Marie a 32 ans, elle est mère d’un petit garçon de 3 ans. Au moment la pandémie de grippe A H1N1 en 2009, son fils avait quelques mois, on lui a évidemment proposé de se faire vacciner en priorité, pour protéger son bébé, elle a refusé : « Déjà à l’époque je n’ai pas voulu faire ce vaccin, il a été préparé dans l’urgence, je n’avais pas confiance. Alors si on me le proposait pendant ma grossesse, même si ce n’est pas le même vaccin, je le ferais encore moins.»
Même son de cloche chez Estelle, 28 ans, qui a accouché récemment. Pour elle, la grossesse est un moment de la vie où il vaut mieux être le plus nature possible : « On ingurgite déjà trop de choses chimiques, et les médicaments, au moins pendant la grossesse, je préfère éviter. Quand je suis enceinte, je fais attention à tout, à mon alimentation, aux microbes, j’essaie d’avoir une vie saine. Alors je ne vais pas me faire injecter un vaccin à ce moment là, même si je suis plutôt favorable aux vaccins en général. »
Céline, enceinte de 8 mois : « J’ai peur d’un risque pour le bébé, après, dans 10ans ils vont nous dire qu’en fait qu’il y avait un risque pour les femmes enceintes. »
Des témoignages, parmi d'autres qui foisonnent sur les forums de discussion, et qui illustrent les réticences des mamans ou des futures mamans à envisager à se faire vaccinner contre la grippe. Et pourtant, c'est officiel, les femmes enceintes font partie de la liste des personnes éligibles à cette vaccination. Elles figurent dans le calendrier des vaccinations et des recommandations vaccinales 2012, réalisé selon l'avis de Haut conseil de la Santé Publique.
Ce n’est pas la première fois que les spécialistes de la grippe sensibilisent cette population. Déjà pendant la pandémie de grippe A H1N1, la grossesse faisait partie des situations particulières donnant droit à une priorité dans les centres de vaccination. A compter de l’hiver prochain, les futures mamans rejoignent donc les plus de 65 ans et les personnes souffrant de pathologies particulières. Désormais, « être enceinte » est considéré comme un risque potentiel de développer une forme grave de grippe, au même titre que les problèmes cardiaques ou que le fait d’avoir de l’asthme.
Pr Bruno Lina, directeur du Centre national de référence sur la grippe : « Chez les femmes enceintes qui font une forme grave de grippe, on a eu plusieurs cas où le bébé a survécu, mais où la mère est morte. »
L’autre avantage de vacciner les femmes enceintes contre la grippe, c’est qu’avec une seule injection on protège finalement deux personnes. Selon le Pr Bruno Lina, des études scientifiques ont montré que cette vaccination était sûre et qu’elle permettait de protéger efficacement la mère, mais aussi par la même occasion, le nourrisson. Un intérêt majeur, puisque l’on ne peut pas vacciner les très jeunes enfants contre la grippe, même lorsqu’ils ont déjà des facteurs de risque.
Pr Bruno Lina, « La mère vaccinée pendant la grossesse va transmettre ces anticorps au foetus et du coup à la naissance, le bébé sera protégé pendant 2 à 4 mois. »

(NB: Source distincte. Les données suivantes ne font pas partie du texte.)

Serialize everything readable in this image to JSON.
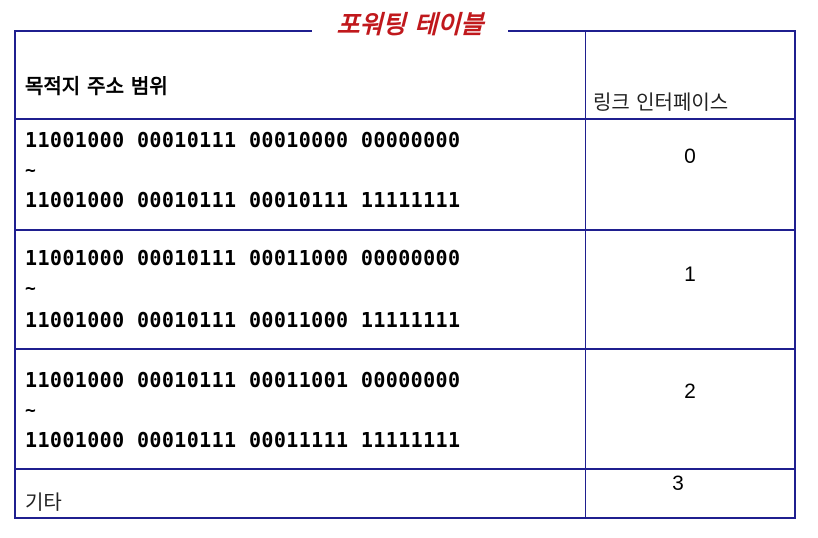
{
  "title": "포워팅 테이블",
  "headers": {
    "destination": "목적지 주소 범위",
    "interface": "링크 인터페이스"
  },
  "rows": [
    {
      "range_start": "11001000  00010111  00010000  00000000",
      "separator": "~",
      "range_end": "11001000  00010111  00010111  11111111",
      "interface": "0"
    },
    {
      "range_start": "11001000  00010111  00011000  00000000",
      "separator": "~",
      "range_end": "11001000  00010111  00011000  11111111",
      "interface": "1"
    },
    {
      "range_start": "11001000  00010111  00011001  00000000",
      "separator": "~",
      "range_end": "11001000  00010111  00011111  11111111",
      "interface": "2"
    }
  ],
  "other_row": {
    "label": "기타",
    "interface": "3"
  },
  "colors": {
    "border": "#1f1f8f",
    "title": "#c0181c"
  }
}
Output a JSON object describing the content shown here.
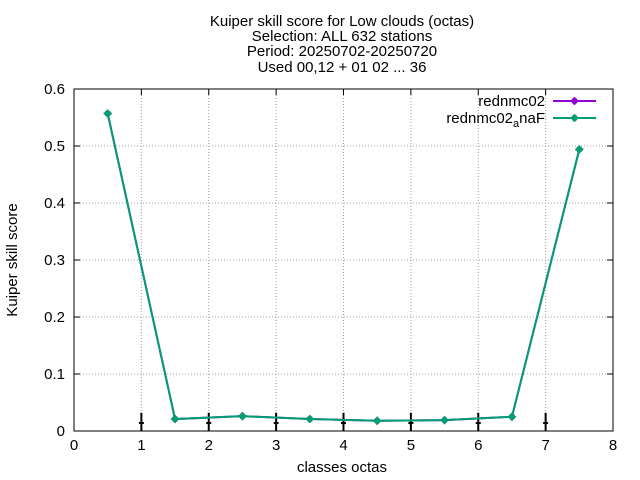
{
  "chart_data": {
    "type": "line",
    "title_lines": [
      "Kuiper skill score  for Low clouds (octas)",
      "Selection: ALL    632 stations",
      "Period: 20250702-20250720",
      "Used 00,12 + 01 02 ... 36"
    ],
    "xlabel": "classes octas",
    "ylabel": "Kuiper skill score",
    "xlim": [
      0,
      8
    ],
    "ylim": [
      0,
      0.6
    ],
    "xticks": [
      0,
      1,
      2,
      3,
      4,
      5,
      6,
      7,
      8
    ],
    "yticks": [
      0,
      0.1,
      0.2,
      0.3,
      0.4,
      0.5,
      0.6
    ],
    "xtick_labels": [
      "0",
      "1",
      "2",
      "3",
      "4",
      "5",
      "6",
      "7",
      "8"
    ],
    "ytick_labels": [
      "0",
      "0.1",
      "0.2",
      "0.3",
      "0.4",
      "0.5",
      "0.6"
    ],
    "grid": true,
    "legend_position": "top-right",
    "x": [
      0.5,
      1.5,
      2.5,
      3.5,
      4.5,
      5.5,
      6.5,
      7.5
    ],
    "series": [
      {
        "name": "rednmc02",
        "color": "#9400d3",
        "values": [
          0.557,
          0.021,
          0.026,
          0.021,
          0.018,
          0.019,
          0.025,
          0.494
        ]
      },
      {
        "name": "rednmc02_anaF",
        "legend_base": "rednmc02",
        "legend_sub": "a",
        "legend_rest": "naF",
        "color": "#009e73",
        "values": [
          0.557,
          0.021,
          0.026,
          0.021,
          0.018,
          0.019,
          0.025,
          0.494
        ]
      }
    ],
    "error_bars": {
      "color": "#000000",
      "x": [
        1,
        2,
        3,
        4,
        5,
        6,
        7
      ],
      "center": [
        0.014,
        0.014,
        0.014,
        0.014,
        0.014,
        0.014,
        0.014
      ],
      "low": [
        0.0,
        0.0,
        0.0,
        0.0,
        0.0,
        0.0,
        0.0
      ],
      "high": [
        0.032,
        0.032,
        0.032,
        0.032,
        0.032,
        0.032,
        0.032
      ]
    }
  }
}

Difficile de savoir si cette nouvelle recommandation remportera l’adhésion des femmes qui attendront un bébé au cours de la prochaine saison hivernale. En tous les cas, au regard du bilan de la dernière campagne de vaccination, il y a de quoi émettre quelques doutes. Depuis 2010, chaque année, la vaccination antigrippale fait de moins en moins d’adeptes. Cet hiver, seulement 23% des Français de 15 ans et plus se sont fait vacciner. Mais le plus inquiétant pour les spécialistes, c’est que ce taux de vaccination est aussi très insuffisant chez les personnes à risque. Du côté des plus de 65 ans par exemple, alors qu’ils restent la cible principale des campagnes de vaccination, chez eux aussi la situation est préoccupante, seule 1 personne âgée sur 2 a été vaccinée.
Populations à risques, femmes enceintes, les médecins ont un rôle majeur à jouer pour les encourager à se faire vacciner contre la grippe. Leur parole a du poids. Comme le confirme Anne, mère de deux enfants: « Mon généraliste m’a vaccinée contre la grippe l’année dernière quand j’étais enceinte. J’étais confiante et surtout, j’ai confiance en mon médecin. » Selon l'Oms, la grippe saisonnière fait chaque année entre 250 000 à 500 000 morts dans le monde.